If you see the error ModuleNotFoundError: No module named 'smbus' you need to run the following install:

sudo apt-get install python3-smbus

The led-shim also requires the I2C interface to be enabled so if you see a message Make sure you've enabled i2c in your Raspberry Pi configuration. you need to run the following command:

sudo raspi-config

Then from the menu select 5. Interface Options and then P5 I2C. Select Yes to enable the interface and then restart you Pi.

However, if anything is going to cause a problem trying to run ledshimdemo it will be NumPy which is used by a couple of the demos. The NumPy package is included in most builds of Raspbian, but installed with apt-get, this then causes problems if anything tries to install a different version with pip3. For this reason ledshimdemo includes a dependency on an older version, or later, hoping to pick up the global installed one. If you get an issue it's worh trying to uninstalling any pip3 version and then installing the apt-get version using:

pip3 uninstall numpy
sudo apt-get install python3-numpy

Development

Development is done in a branch and a pull request opened which will trigger the GitHub Actions Test & QA workflow. Once this is passing the pull request can be used to merge the branch into master. Creating a release will then trigger a build and upload to PyPi using the GitHub Actions Upload to PyPi workflow.

Addendum

This project is definitely over-engineered and somewhat laboured for what it actually does because it's being used as a learning exercise.

The application has a number of output logging levels built into it, including a custom VERBOSE level, to show some of the inner workings. This is just because.

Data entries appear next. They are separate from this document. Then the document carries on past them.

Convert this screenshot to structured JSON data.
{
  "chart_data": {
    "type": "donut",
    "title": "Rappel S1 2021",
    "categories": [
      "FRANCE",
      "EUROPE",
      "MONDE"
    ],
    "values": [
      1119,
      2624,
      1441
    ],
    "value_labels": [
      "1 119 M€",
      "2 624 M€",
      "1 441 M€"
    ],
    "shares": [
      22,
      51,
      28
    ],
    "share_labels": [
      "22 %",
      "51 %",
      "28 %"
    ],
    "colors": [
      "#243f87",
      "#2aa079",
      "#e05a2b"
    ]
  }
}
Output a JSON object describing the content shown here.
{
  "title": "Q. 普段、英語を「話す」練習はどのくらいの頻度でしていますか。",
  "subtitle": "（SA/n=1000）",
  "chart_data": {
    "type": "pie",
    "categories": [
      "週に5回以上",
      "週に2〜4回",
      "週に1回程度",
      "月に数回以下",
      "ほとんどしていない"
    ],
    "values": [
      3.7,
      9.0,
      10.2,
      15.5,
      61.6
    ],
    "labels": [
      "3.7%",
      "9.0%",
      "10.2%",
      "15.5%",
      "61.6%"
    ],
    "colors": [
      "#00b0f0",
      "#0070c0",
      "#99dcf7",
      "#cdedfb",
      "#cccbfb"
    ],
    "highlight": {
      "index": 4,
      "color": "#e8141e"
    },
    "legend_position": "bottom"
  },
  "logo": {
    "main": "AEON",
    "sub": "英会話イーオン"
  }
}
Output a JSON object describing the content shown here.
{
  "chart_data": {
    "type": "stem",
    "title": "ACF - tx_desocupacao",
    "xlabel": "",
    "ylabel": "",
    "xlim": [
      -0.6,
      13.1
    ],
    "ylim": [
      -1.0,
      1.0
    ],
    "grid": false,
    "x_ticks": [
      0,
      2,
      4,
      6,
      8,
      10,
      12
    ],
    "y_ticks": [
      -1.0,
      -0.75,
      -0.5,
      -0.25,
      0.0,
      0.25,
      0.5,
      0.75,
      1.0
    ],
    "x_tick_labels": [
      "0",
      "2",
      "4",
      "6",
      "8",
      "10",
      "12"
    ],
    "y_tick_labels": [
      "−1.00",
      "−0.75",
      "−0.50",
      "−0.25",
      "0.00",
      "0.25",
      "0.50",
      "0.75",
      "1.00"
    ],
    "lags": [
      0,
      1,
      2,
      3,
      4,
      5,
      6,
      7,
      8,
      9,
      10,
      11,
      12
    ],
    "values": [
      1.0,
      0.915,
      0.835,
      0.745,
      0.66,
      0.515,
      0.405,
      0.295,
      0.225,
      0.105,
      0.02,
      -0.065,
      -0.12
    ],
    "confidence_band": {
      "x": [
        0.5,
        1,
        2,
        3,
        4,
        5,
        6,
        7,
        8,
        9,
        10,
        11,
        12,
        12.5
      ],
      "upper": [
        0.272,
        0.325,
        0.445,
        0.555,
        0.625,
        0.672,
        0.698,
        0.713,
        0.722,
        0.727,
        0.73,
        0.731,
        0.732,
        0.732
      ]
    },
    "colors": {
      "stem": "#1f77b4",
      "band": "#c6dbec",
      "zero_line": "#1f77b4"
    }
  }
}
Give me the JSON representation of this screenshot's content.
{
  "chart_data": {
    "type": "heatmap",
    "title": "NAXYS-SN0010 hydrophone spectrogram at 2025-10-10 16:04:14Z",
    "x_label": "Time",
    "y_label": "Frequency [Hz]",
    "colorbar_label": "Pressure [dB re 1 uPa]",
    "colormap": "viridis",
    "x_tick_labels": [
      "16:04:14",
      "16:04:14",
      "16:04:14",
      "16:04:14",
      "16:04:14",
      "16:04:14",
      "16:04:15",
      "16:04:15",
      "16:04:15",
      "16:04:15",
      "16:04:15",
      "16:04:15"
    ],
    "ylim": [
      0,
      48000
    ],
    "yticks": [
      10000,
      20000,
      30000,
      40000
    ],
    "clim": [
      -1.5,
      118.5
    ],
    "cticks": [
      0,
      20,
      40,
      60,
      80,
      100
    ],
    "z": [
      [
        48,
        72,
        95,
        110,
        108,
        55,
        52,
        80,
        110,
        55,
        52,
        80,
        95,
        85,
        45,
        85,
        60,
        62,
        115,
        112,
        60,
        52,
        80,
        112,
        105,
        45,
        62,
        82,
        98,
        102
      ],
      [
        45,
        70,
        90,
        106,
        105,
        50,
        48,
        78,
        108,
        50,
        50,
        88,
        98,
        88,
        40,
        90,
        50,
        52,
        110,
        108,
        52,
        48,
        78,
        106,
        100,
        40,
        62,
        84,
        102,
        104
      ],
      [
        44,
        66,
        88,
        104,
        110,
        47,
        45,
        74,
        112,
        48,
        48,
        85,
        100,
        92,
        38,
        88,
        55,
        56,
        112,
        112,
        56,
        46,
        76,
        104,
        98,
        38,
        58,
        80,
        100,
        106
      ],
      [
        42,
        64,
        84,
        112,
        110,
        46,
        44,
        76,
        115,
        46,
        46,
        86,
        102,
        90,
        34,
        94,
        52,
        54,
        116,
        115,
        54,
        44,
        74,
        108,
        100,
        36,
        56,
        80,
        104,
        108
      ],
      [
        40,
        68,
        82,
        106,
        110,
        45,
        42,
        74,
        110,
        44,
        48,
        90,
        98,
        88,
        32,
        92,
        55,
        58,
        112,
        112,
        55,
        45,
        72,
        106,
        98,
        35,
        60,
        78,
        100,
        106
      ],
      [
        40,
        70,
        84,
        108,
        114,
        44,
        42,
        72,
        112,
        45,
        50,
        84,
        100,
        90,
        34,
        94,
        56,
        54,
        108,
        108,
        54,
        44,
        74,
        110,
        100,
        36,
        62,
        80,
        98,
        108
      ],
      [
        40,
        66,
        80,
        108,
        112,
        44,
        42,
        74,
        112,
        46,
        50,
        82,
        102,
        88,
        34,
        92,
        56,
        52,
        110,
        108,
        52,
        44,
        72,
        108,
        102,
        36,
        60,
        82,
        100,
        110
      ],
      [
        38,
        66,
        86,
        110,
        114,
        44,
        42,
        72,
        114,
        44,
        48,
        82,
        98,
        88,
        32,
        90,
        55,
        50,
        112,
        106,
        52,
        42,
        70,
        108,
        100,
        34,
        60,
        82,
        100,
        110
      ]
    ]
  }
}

The effects are loaded dynamically using a mechanism loosely based on code from this Python3 factory pattern example.

The code coverage for this project is a good example of why measuring unit test coverage can be a misleading indicator of quality. Whilst it does have plenty of unit tests those for the effects are mostly simple smoke tests which show that the code will run. They don't actually confirm that the effects are producing the desired output.

The development work for this project was done using PyCharm on an Intel x64 machine, as the project was designed to be run on an ARM based Raspberry Pi only a source distribution is uploaded to PyPi. However, when installing under Raspbian it should install the ARM wheel from PiWheels making the installation much faster. See the PiWheels FAQ for more information.

The synchronisation using the lead/follow commands is very basic, yes the effect options set for the lead are distributed to the follow instances but there is only a primitive trigger to try and start the displays together and there is no heartbeat to try to keep them in sync. If you run with more than about 10 repeat iterations you'll soon see the displays go out of sync.